Sorry if this question is really basic, but it's honest and I find it fascinating.
Using church numerals[1],
right_incr(n) =
g => y => n(g)(g(y))
and using the following shorter fixed-point combinator[2], X(f) =
( a => a(a) )( x => f(x(x)) )
I get this junk: X(right_incr)
= ( a => a(a) )( x => g => y => x(x)(g)(g(y)) )
= ( x => g => y => x(x)(g)(g(y)) ) ( x => g => y => x(x)(g)(g(y)) )
X(right_incr)(g)(y)
= let f = ( x => g => y => x(x)(g)(g(y)) )
in f(f)(g)(y)
= let .. in f(f)(g)(g(y))
= let .. in f(f)(g)(g(g(y)))
= ...
Which, as you can see, only gets more complex when I try to transform it.[1] https://en.m.wikipedia.org/wiki/Church_encoding [2] https://en.m.wikipedia.org/wiki/Fixed-point_combinator#Other...

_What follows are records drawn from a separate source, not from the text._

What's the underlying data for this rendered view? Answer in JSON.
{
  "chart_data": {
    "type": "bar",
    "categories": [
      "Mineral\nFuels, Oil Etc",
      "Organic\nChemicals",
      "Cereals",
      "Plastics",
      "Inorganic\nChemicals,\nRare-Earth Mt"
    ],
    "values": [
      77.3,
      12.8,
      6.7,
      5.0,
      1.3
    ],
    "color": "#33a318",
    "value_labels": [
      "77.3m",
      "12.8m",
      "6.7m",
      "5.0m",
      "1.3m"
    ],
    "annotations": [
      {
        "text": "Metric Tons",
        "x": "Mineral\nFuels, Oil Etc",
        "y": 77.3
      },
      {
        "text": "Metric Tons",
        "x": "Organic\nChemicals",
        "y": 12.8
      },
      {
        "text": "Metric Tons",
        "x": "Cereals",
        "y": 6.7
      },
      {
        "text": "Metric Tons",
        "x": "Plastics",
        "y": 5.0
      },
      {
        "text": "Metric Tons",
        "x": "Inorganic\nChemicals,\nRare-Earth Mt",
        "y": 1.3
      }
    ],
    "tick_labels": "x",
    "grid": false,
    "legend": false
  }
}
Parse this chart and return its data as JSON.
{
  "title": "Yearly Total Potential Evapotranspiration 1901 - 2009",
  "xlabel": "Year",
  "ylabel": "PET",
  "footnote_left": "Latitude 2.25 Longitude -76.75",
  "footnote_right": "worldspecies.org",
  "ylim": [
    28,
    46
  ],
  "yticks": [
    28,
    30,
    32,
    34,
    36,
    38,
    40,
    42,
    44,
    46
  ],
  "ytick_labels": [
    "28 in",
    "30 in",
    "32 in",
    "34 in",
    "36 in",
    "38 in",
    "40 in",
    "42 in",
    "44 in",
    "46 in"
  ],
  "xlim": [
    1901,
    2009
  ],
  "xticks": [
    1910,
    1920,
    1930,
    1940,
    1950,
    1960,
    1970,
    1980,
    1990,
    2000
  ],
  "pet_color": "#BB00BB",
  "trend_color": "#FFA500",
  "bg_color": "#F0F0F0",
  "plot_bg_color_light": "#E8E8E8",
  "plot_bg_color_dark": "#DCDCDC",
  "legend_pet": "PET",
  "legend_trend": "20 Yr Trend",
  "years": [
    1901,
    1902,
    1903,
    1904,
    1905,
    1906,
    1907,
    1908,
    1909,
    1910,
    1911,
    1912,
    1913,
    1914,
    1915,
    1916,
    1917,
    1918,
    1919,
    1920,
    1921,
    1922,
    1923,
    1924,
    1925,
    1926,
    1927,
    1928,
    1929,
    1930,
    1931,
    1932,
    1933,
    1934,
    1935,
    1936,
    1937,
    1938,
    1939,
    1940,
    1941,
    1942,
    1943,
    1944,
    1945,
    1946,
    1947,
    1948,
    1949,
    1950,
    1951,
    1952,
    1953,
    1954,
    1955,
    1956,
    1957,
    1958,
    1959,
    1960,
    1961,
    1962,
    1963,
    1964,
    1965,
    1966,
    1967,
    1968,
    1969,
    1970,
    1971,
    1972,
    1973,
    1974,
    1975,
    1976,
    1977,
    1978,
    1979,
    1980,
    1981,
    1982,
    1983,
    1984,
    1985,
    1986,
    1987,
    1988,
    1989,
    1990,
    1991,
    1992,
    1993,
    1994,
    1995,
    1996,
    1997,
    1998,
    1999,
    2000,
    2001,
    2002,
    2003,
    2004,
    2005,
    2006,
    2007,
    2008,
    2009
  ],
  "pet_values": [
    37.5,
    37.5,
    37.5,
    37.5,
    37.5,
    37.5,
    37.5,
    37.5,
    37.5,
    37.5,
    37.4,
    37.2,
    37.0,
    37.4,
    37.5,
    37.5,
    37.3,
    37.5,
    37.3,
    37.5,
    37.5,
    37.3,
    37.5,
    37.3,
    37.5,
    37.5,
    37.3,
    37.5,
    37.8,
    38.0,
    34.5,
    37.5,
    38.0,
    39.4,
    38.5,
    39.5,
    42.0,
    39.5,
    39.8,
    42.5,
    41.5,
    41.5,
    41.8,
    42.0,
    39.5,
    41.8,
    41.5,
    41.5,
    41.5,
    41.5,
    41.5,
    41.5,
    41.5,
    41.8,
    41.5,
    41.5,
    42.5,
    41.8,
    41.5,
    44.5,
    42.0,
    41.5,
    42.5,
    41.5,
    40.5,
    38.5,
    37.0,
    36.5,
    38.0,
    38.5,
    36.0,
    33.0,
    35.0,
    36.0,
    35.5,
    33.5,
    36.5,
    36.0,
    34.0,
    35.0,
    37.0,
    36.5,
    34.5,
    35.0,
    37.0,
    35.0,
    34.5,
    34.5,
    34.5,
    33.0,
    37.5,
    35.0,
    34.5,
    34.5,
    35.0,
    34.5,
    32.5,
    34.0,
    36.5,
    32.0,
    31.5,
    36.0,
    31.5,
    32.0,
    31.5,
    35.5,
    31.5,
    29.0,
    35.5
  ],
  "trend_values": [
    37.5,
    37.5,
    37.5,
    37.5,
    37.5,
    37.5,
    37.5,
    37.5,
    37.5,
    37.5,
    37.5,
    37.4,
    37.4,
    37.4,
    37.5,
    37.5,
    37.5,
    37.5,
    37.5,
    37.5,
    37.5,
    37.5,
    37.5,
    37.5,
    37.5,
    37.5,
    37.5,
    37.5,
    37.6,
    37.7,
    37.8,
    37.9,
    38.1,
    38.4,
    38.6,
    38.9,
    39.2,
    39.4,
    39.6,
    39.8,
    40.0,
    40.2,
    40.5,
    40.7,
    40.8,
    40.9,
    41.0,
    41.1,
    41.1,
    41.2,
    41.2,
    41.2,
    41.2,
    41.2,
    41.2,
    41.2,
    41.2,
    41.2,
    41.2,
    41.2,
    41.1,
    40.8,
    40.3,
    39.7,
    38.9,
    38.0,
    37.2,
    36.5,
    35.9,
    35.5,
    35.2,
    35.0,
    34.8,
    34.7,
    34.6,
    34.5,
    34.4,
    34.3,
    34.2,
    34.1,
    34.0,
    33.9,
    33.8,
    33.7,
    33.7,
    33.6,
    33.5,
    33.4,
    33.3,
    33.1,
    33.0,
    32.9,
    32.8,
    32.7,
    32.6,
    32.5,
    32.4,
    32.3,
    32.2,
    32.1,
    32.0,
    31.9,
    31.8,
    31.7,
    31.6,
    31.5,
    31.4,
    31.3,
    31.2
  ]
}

I think in untyped lambda calculus you work with expressions, so you take your f function (somehow represented as an expression in untyped lambda calculus), you put that in a fixed point combinator, and the resulting expression is a fixed point of your f function.

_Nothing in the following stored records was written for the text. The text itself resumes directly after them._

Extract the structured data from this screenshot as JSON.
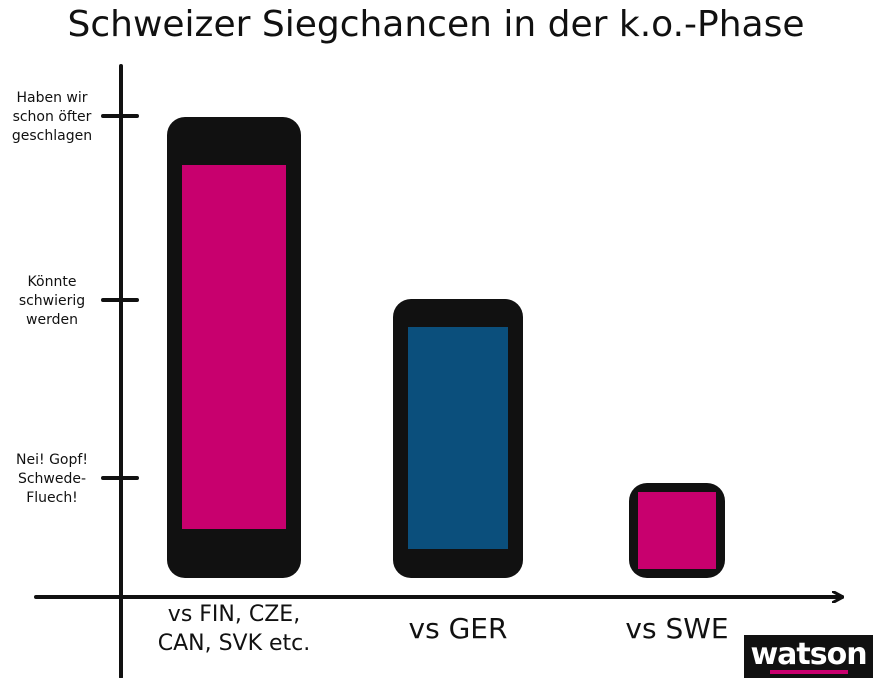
{
  "chart_data": {
    "type": "bar",
    "title": "Schweizer Siegchancen in der k.o.-Phase",
    "xlabel": "",
    "ylabel": "",
    "y_levels": [
      {
        "value": 1,
        "lines": [
          "Nei! Gopf!",
          "Schwede-",
          "Fluech!"
        ]
      },
      {
        "value": 2,
        "lines": [
          "Könnte",
          "schwierig",
          "werden"
        ]
      },
      {
        "value": 3,
        "lines": [
          "Haben wir",
          "schon öfter",
          "geschlagen"
        ]
      }
    ],
    "categories": [
      {
        "lines": [
          "vs FIN, CZE,",
          "CAN, SVK etc."
        ]
      },
      {
        "lines": [
          "vs GER"
        ]
      },
      {
        "lines": [
          "vs SWE"
        ]
      }
    ],
    "values": [
      3,
      2,
      1
    ],
    "ylim": [
      0,
      3
    ],
    "grid": false,
    "legend": "none"
  },
  "colors": {
    "outline": "#111111",
    "bars": [
      "#c8006e",
      "#0b4f7c",
      "#c8006e"
    ],
    "brand": "#c8006e"
  },
  "logo": {
    "text": "watson"
  }
}
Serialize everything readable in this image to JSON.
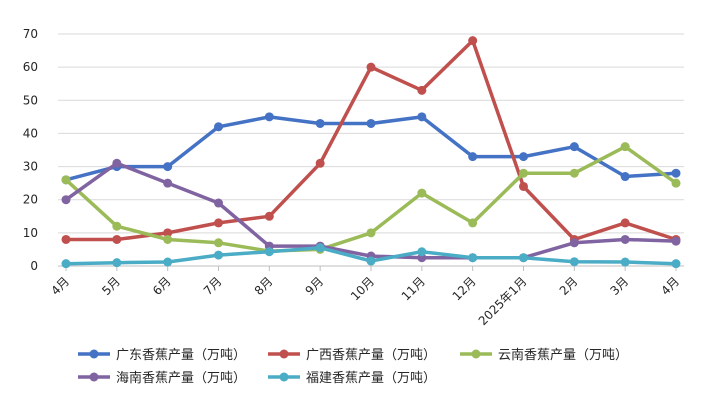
{
  "chart_data": {
    "type": "line",
    "title": "",
    "xlabel": "",
    "ylabel": "",
    "categories": [
      "4月",
      "5月",
      "6月",
      "7月",
      "8月",
      "9月",
      "10月",
      "11月",
      "12月",
      "2025年1月",
      "2月",
      "3月",
      "4月"
    ],
    "ylim": [
      0,
      70
    ],
    "yticks": [
      0,
      10,
      20,
      30,
      40,
      50,
      60,
      70
    ],
    "grid": true,
    "legend_position": "bottom",
    "series": [
      {
        "name": "广东香蕉产量（万吨）",
        "color": "#4472C4",
        "values": [
          26,
          30,
          30,
          42,
          45,
          43,
          43,
          45,
          33,
          33,
          36,
          27,
          28
        ]
      },
      {
        "name": "广西香蕉产量（万吨）",
        "color": "#C0504D",
        "values": [
          8,
          8,
          10,
          13,
          15,
          31,
          60,
          53,
          68,
          24,
          8,
          13,
          8
        ]
      },
      {
        "name": "云南香蕉产量（万吨）",
        "color": "#9BBB59",
        "values": [
          26,
          12,
          8,
          7,
          4.5,
          5,
          10,
          22,
          13,
          28,
          28,
          36,
          25
        ]
      },
      {
        "name": "海南香蕉产量（万吨）",
        "color": "#8064A2",
        "values": [
          20,
          31,
          25,
          19,
          6,
          6,
          3,
          2.5,
          2.5,
          2.5,
          7,
          8,
          7.5
        ]
      },
      {
        "name": "福建香蕉产量（万吨）",
        "color": "#4BACC6",
        "values": [
          0.7,
          1,
          1.2,
          3.3,
          4.3,
          5.5,
          1.5,
          4.3,
          2.5,
          2.5,
          1.3,
          1.2,
          0.7
        ]
      }
    ]
  }
}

It most certainly won't be a representation of a number->number function, but a general element of untyped lambda calculus nevertheless.
It is somehow similar how you take square root of a negative number on the Complex plane. You represent your negative number as a complex number (r \mapsto r + 0i), then you can take a square root of it, but that won't correspond to a representation of a real number.
In a generic context a fixed point combinator will only return a fixed point of a function if one exists.
2. No. (see: 1. above)
Your confusion stems from the usual domain of application to function spaces where every function has a fixed point (ie. not all function spaces, just those that are made up of functions with at least one fixed point).